L'horizon de l'espérance
A l’intérieur du jeu de la mort et de la vie, se lève une communauté singulière qui, au nom de Jésus, redouble d’énergie pour faire reculer la mort. « Déliez-le et laissez le aller » : tel est l’appel auquel les chrétiens, membres de l’Eglise, sont invités à répondre devant chaque personne écrasée par le sort et menacée par la mort. Blessé par l’ennemi, chaque membre, comme Jésus à Béthanie et lors de sa Passion à Jérusalem, continue à être touché. Mais au cœur de ce qui paraît une défaite, ils affirment la victoire de l’amour et de la vie ; ils témoignent à leur tour, au cœur de leur souffrance, d’un monde autre où la communion entre tous est telle que, selon eux, rien ne pourra la briser tant est fort le désir de Jésus qui oriente vers le Père ceux qui croient en Lui. En même temps qu’ils affirment le lien à autrui que la mort ne peut briser, autrement dit en même temps qu’ils annoncent les forces de l’amour, les hommes et les femmes de foi ouvrent l’horizon de l’Espérance.

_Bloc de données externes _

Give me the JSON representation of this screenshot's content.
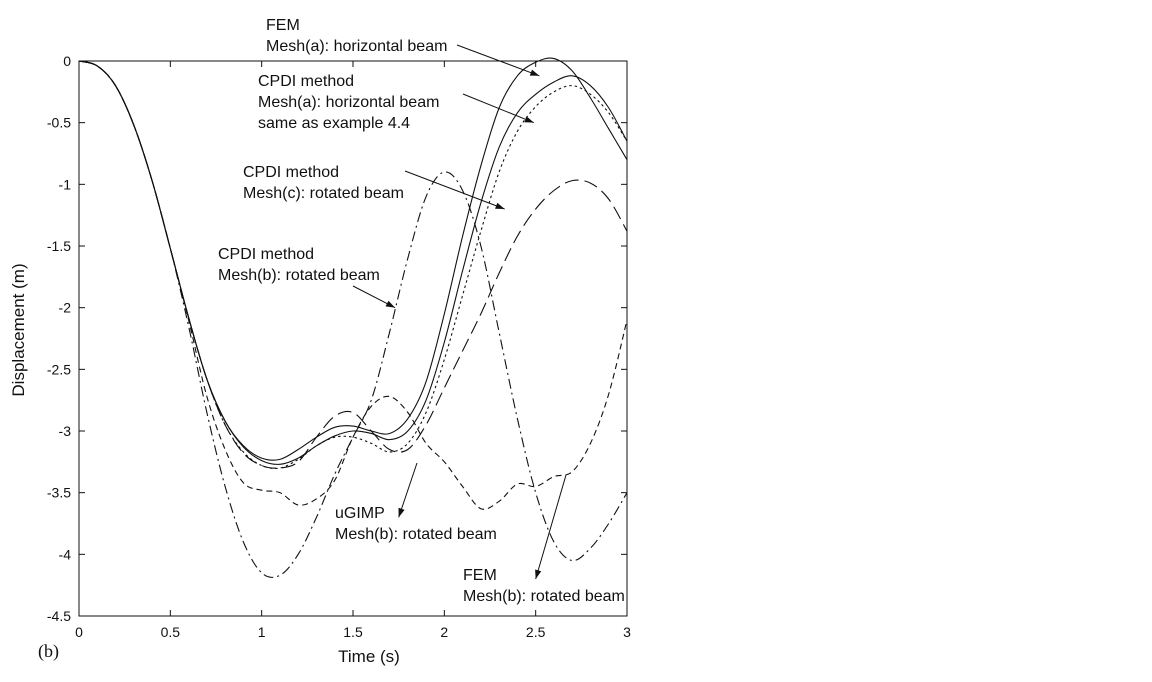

A affirmer ainsi une victoire de la foi sur la mort, ne court-on pas le risque de l’illusion ? Ne risque-t-on pas de se mettre hors du jeu de la vie et de la mort ? Un homme spirituel, le Père Valensin se posait la question et la résolvait en ces termes :
Si, par impossible, à mon lit de mort, il m’était manifesté avec une évidence parfaite que je me suis trompé, qu’il n’y a pas de survie, que même il n’y a pas de Dieu, je ne regretterais pas de l’avoir cru ; je penserais que je me suis honoré en le croyant, que si l’univers est quelque chose d’idiot et de méprisable, c’est tant pis pour lui, que le tort n’est pas en moi, d’avoir pensé que Dieu est, mais en Dieu, de n’être pas. (Auguste Valensin - AUTOUR DE MA FOI. Aubier 1948).